En los periódicos regionales de hoy no faltan las menciones a la Feria, al éxito de ventas que ha supuesto, con un aumento de un 10% sobre las ventas del año pasado que viene a certificar el aumento paulatino que el sector está viviendo en los últimos años. Se habla mucho de los autores incluídos en el programa y las actividades que se han desarrollado allí.

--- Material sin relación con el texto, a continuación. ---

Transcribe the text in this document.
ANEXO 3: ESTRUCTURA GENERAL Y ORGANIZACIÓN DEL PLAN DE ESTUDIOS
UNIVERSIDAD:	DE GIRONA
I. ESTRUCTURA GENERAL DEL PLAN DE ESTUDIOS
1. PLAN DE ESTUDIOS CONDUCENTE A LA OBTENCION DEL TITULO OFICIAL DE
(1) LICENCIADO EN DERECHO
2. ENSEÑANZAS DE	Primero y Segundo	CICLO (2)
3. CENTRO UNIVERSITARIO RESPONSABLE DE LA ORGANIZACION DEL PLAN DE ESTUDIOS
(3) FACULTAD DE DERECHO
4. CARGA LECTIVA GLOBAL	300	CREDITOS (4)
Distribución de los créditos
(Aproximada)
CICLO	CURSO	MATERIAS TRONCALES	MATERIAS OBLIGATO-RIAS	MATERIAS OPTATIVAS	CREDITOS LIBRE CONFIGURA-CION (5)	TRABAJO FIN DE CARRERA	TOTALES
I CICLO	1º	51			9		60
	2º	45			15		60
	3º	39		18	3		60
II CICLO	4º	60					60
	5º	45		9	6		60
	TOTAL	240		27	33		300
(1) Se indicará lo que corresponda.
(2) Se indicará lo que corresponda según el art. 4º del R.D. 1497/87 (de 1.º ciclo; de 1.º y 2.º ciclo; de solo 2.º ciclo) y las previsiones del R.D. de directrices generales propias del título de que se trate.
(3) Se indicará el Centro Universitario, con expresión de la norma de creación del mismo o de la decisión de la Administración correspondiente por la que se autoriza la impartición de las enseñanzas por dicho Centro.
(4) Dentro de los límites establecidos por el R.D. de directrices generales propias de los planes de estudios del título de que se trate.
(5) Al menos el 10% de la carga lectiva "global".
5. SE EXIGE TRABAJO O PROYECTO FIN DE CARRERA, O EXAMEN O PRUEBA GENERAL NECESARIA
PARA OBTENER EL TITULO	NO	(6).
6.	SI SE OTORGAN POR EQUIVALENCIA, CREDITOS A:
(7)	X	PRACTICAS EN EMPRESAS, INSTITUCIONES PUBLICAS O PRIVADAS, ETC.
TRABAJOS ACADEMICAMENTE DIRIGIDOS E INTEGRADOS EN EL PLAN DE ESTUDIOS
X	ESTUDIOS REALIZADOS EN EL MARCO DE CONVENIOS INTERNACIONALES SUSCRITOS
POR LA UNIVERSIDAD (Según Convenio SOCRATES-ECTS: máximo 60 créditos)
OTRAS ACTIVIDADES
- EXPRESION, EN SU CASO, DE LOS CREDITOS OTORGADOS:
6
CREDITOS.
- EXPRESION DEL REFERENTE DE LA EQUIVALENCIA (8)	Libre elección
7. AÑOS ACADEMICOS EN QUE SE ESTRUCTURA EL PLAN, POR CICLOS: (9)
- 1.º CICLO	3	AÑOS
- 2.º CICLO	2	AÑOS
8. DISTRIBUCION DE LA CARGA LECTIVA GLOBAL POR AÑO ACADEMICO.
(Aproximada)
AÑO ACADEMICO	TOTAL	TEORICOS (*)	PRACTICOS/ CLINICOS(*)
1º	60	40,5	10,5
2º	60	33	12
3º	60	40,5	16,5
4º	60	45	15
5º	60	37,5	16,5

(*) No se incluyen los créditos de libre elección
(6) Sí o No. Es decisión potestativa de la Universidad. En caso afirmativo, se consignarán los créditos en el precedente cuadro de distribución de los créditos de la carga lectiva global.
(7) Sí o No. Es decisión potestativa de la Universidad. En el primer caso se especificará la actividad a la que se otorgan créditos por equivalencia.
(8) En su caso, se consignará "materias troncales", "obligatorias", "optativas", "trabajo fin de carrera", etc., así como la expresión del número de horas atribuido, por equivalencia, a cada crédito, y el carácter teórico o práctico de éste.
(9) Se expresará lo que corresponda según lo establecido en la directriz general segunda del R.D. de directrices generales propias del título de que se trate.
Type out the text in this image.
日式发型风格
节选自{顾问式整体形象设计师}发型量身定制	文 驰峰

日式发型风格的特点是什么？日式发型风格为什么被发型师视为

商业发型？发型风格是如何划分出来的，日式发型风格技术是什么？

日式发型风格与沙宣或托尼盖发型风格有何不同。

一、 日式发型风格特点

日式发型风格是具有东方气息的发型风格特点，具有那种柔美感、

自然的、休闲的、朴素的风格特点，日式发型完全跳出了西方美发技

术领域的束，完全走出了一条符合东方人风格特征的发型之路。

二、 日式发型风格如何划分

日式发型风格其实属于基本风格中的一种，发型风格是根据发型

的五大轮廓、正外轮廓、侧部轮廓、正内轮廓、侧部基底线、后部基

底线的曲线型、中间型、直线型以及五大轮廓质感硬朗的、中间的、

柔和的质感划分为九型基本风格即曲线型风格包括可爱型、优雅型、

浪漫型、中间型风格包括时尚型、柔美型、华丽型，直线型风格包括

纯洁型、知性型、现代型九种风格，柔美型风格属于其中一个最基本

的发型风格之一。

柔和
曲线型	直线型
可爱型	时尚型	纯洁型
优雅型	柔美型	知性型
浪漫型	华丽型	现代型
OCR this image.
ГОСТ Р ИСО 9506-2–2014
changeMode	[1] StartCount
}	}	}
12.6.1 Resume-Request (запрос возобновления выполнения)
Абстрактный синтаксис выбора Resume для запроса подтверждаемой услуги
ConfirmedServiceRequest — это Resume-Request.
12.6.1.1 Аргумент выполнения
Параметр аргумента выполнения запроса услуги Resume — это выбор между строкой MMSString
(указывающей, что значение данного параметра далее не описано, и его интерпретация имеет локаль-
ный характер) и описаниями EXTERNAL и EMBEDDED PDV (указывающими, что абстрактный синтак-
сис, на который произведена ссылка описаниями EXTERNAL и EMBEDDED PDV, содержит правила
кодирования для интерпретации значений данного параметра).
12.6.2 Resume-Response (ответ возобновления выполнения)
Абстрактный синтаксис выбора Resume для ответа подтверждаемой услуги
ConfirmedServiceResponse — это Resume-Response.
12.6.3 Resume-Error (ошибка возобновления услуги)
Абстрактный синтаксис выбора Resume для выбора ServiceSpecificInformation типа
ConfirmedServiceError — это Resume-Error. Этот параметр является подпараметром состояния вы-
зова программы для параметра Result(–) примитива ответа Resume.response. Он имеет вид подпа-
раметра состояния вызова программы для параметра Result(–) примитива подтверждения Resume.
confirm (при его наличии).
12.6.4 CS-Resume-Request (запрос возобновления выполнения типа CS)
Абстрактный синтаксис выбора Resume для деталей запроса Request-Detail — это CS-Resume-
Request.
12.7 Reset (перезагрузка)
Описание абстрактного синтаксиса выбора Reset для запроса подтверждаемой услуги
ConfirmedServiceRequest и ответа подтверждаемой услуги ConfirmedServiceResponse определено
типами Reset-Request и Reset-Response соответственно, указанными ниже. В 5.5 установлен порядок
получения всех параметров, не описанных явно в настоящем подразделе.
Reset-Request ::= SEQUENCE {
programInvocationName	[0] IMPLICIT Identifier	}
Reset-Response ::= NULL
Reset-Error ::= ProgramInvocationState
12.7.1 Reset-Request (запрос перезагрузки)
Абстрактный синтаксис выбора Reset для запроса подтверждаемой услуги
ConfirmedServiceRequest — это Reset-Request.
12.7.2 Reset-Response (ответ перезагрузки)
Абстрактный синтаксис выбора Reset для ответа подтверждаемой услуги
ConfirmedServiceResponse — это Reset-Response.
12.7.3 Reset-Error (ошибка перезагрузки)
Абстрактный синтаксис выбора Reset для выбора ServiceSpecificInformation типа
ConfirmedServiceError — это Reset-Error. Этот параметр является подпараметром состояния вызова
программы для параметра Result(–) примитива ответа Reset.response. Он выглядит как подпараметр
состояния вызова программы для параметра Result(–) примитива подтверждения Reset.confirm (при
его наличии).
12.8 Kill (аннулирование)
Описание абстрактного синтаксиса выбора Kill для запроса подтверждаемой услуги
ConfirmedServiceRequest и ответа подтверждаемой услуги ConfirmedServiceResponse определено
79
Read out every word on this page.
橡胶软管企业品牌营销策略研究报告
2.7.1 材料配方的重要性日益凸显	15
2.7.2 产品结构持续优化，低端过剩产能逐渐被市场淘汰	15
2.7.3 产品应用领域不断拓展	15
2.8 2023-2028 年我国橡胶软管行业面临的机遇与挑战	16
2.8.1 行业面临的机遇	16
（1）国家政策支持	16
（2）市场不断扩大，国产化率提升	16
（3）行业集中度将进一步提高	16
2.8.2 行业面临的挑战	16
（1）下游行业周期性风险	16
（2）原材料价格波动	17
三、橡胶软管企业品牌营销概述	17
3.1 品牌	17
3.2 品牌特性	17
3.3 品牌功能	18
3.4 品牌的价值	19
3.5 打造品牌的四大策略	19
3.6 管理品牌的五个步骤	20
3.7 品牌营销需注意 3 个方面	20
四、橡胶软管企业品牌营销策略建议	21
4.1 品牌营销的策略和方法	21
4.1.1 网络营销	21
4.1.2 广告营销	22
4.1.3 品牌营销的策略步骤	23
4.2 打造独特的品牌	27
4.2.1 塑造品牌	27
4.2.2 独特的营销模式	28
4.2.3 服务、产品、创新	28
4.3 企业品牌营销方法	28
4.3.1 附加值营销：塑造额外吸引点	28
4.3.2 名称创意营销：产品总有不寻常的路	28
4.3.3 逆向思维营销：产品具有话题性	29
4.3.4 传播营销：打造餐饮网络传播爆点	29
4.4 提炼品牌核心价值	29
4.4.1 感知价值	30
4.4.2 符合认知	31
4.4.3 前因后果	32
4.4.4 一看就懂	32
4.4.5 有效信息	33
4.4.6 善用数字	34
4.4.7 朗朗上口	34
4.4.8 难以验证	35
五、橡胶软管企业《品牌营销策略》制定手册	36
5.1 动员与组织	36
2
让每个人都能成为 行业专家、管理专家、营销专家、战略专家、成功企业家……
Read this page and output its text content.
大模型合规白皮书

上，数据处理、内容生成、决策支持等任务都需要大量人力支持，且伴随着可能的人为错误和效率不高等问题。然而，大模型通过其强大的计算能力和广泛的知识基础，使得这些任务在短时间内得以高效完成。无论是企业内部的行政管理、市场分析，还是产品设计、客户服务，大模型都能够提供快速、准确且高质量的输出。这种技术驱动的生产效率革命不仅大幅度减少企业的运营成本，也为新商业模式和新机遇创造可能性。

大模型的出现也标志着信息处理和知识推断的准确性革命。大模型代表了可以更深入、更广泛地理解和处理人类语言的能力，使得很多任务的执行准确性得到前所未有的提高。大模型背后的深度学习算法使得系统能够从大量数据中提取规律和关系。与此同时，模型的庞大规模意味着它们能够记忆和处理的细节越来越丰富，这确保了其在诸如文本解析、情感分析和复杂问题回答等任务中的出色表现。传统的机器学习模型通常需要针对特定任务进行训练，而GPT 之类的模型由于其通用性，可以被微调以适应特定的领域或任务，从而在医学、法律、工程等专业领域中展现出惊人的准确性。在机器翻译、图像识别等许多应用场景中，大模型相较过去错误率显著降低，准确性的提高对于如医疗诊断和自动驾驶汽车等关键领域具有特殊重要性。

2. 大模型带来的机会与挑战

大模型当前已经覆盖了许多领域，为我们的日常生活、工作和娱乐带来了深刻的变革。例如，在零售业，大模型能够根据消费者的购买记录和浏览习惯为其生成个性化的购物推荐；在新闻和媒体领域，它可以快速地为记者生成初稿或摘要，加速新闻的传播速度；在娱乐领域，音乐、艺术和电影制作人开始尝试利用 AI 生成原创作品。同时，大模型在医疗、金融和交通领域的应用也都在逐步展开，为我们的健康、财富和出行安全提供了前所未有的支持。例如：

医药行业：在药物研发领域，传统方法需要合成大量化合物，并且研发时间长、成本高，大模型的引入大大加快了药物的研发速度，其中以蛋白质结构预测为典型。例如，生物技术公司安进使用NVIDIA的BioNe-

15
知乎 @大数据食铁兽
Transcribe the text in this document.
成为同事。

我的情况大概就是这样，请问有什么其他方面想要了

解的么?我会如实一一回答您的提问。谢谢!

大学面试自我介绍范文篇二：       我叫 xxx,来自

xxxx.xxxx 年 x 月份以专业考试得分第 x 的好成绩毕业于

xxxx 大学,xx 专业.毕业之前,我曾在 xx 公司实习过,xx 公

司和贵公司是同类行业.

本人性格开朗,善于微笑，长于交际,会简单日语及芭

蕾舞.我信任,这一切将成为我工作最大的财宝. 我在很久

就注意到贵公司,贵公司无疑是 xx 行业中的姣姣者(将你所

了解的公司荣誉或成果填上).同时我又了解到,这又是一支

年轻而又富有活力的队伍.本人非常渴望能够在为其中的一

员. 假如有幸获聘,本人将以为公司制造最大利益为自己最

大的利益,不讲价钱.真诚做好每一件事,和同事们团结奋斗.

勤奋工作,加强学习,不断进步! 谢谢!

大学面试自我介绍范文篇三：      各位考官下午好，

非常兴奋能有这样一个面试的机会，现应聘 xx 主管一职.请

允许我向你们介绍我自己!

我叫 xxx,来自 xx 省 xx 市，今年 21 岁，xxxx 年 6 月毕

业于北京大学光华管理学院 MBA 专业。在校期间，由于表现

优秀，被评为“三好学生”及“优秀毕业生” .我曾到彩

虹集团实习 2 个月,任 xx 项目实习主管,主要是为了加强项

Todo eso está muy bien, pero he echado en falta una mención más pormenorizada a los autores canarios que las librerías han llevado todos los días, algunos en jornadas maratonianas, a firmar sus trabajos y darlos a conocer a los lectores, nuevos y conocidos. Estos autores, fuera del programa oficial de la feria, han quedado lejos de las ruedas de prensa, de las notas pasadas a los diarios y de las fotos. Una pena. Sobre todo si tenemos en cuenta que algunos de ellos han vendido más que muchos de los que han sido traídos de fuera, a pesar de que sus rostros no salen en las noticias ni en la radio.

Son los autores de la tierra, vecinos, amigos y familiares de cualquiera de nosotros y a los que, en ocasiones, tan poco valor les damos. Por eso me he decidido a escribir esto, para que gente como Alexis Ravelo, Melani Garzón, Leandro Pinto, Carlos González Sosa, Sandro Doreste, Jessica Herrera, Moisés Morán, Miguel Aguerralde, David Melián Godoy, Paula Lizarza, Soledad Martel, Yauci Fernández... y muchos otros que llenaron cada hora de casetas como la de la librería Sinopsis, La Comarca Games/Mundofreak, Canaima o Bilenio Publicaciones, no queden relegados al olvido mediático y empiecen a ganar el espacio que, desde mi punto de vista, merecen.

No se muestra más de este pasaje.